James Grant is a classic example of linking Adam Smith to an investment report that goes on to explain what is happening in money markets.  He does not need to blow smoke about “invisible hands” to give his account some sort of authority by implying that he understands what the “invisible hand” actually does when he hasn’t a clue what it is. 
His gullible readers may not know that James Grant misquotes Adam Smith on his use of the “invisible hand”, which was never about markets.   Any  “ devastating unintended consequences” won't result from an "invisible hand".  It doesn’t exist.
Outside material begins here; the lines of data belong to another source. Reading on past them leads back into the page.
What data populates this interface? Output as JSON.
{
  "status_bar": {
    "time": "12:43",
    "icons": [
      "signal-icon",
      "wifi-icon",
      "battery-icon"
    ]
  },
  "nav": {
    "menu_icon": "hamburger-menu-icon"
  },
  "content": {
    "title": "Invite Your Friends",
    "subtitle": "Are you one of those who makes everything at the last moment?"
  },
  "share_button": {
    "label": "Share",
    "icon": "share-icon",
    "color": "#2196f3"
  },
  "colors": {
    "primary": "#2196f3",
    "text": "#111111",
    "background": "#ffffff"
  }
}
Metaphors for resemble their "objects", and in the singular case in which Smith used it in Wealth Of Nations (1776) the “invisible hand” referred to the hidden motives (they cannot be seen by observers). Some merchants who preferred to avoid foreign trade were “led”, said Smith, to invest their capital locally.  It was their hidden insecurity that ”led” them to add their capital to domestic industry, a wholly arithmetic conclusion from their actions.  It had nothing to do with “unleash[ing] devastating unintended consequences”.   It merely added their capital to domestic industry and this, Smith regarded, as beneficial for the public good.
For Smith actions from their hidden motives had arithmetical consequence from their hidden motives, which he described by using the “invisible hand” metaphor to describe it in a “more striking and interesting manner”, as you do if you use an appropriate metaphor in grammatical English. Metaphors are not real entities, they do not exist, and neither are they ghostly or worshipful, or miraculous.  Adam Smith knew the role of metaphors in the English language – he lectured on metaphors in his long-running Rhetoric courses (1748-63). We have a student's copy of them from 1762-3.
Indeed, James Grant identifies the unintended circumstances arising from the hidden insecurities felt by some (but never all!) merchants.  Other merchants did risk their capital in foreign trade and ventures, and Smith regarded such actions as beneficial to a country too.  Both domestic and foreign trade raised economic activity (today’s higher GDP and GNP) of great benefit to the public.  Consumption is the purpose of production.  It measures the real wealth of nations!